Lenovo IdeaPad 3 Surface Go 2 Honor MagicBook 14
Geekbench 5 single-core 1080 427 792
Geekbench 5 multi-core 2078 970 3035
PCMark 10 3004 1888 3301

Where to buy: Amazon

But does the limited 4GB RAM hold you back?

For the basic stuff it does not. Doing my usual day-to-day work the Lenovo IdeaPad 3 is clearly much faster and smoother than the base-spec Microsoft Surface Go 2, which has an Intel Pentium CPU. It’s about as nippy as any £1000 laptop for undemanding jobs. The SSD probably helps. Its 1780MB/s read and 839MB/s write speeds are respectable.

How about Photoshop? It will run OK for the basics, but 4GB RAM is not enough if you want to start working on big layered images. Photoshop is a RAM hog, and when it runs out you will start to see significant slow-down and potentially some crashes.

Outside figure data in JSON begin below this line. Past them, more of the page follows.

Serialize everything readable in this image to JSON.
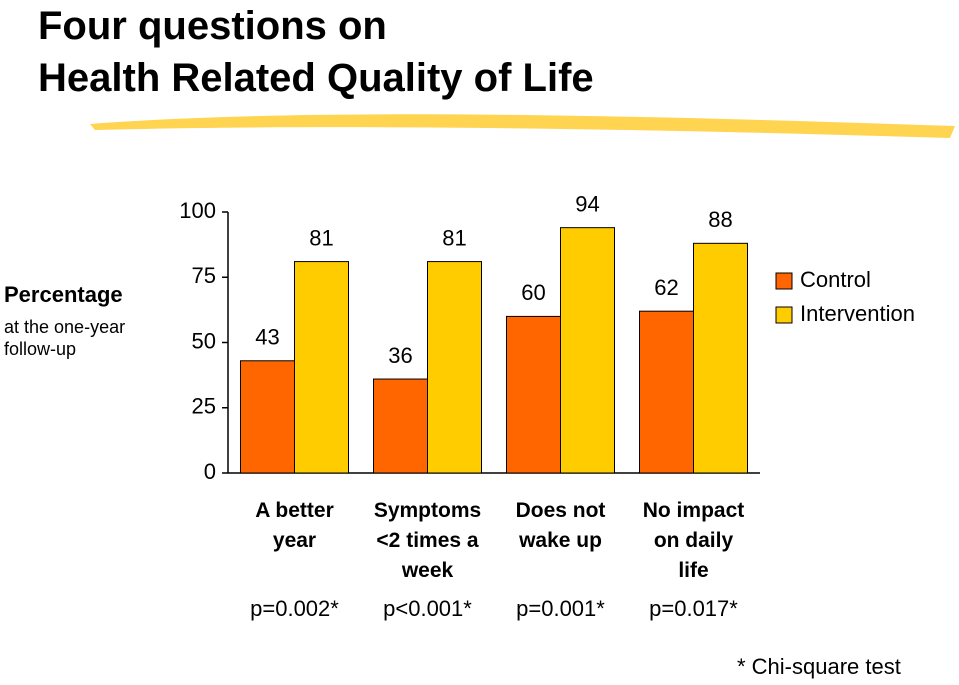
{
  "chart_data": {
    "type": "bar",
    "title": "Four questions on\nHealth Related Quality of Life",
    "y_label": "Percentage",
    "y_label_note": "at the one-year\nfollow-up",
    "categories": [
      "A better\nyear",
      "Symptoms\n<2 times a\nweek",
      "Does not\nwake up",
      "No impact\non daily\nlife"
    ],
    "series": [
      {
        "name": "Control",
        "color": "#ff6600",
        "values": [
          43,
          36,
          60,
          62
        ]
      },
      {
        "name": "Intervention",
        "color": "#ffcc00",
        "values": [
          81,
          81,
          94,
          88
        ]
      }
    ],
    "ylim": [
      0,
      100
    ],
    "yticks": [
      0,
      25,
      50,
      75,
      100
    ],
    "grid": false,
    "legend": "right",
    "p_values": [
      "p=0.002*",
      "p<0.001*",
      "p=0.001*",
      "p=0.017*"
    ],
    "footnote": "* Chi-square test"
  }
}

Spend a bit more and you can get an 8GB laptop with a Core i5 CPU, which is the norm for £1000+ laptops. Still, at around £400 the Lenovo IdeaPad 3 is one of the more powerful options around. It can do more than the majority of Chromebooks.

You don’t get a graphics card, just the integrated graphics that is part of the Core i3 processor. There was little point in subjecting the Lenovo IdeaPad 3 to our usual gaming tests, but I did try out Skyrim to see if it would run.

You’ll be stuck at “low” graphics, which uses lower-res textures and features obvious pop-in for shadows and other elements. However, its frame rate runs in the mid-30s at 900p resolution, which is perfectly playable. Use the native 1080p res and the resulting mid-20s frame rates are a little choppy looking.

Lenovo says its IdeaPad laptops are made for “thin and light” portable use. But it hasn’t followed this up with a particularly large battery.

The Lenovo IdeaPad 3 has a 35Wh battery, a fairly low capacity for a laptop you might want to take out to work somewhere far from a power socket. And, guess what, its longevity is not particularly good.

According to PC Mark 10’s battery tests,  it lasts for five hours and 28 minutes of basic office productivity work. Using it to write a document outdoors, which all but mandates maximum display brightness, and it lasts around six hours. That may seem impressive until you remember the screen itself is pretty dim.

The Lenovo IdeaPad 3 won’t last through a full day of work but if you just need it to hang on through an afternoon working in a cafe, no problem.

This laptop uses a standard cylindrical plug to charge, which is obvious when you remember there aren’t even any USB-Cs here. A charge takes around two hours, and it goes from flat to 30% in 30 minutes.

I would be happy doing 90% of my work on the Lenovo Ideapad 3 were it not for one thing: the low-quality screen.

Its TN panel lets down what is otherwise a very capable laptop, one with a solid processor among budget models and a nice deep-action keyboard. The faux-metallic panels will likely trick a few people into thinking you spent more too.

Dig deep and do just that and you can get the IdeaPad Flex 5i instead. It has an IPS touchscreen with flexi hinge, which will look much better. Or if you only need a laptop for basic work and entertainment, don’t forget a Chromebook. You can spend less on one of those and get a better display than the Lenovo IdeaPad 3’s.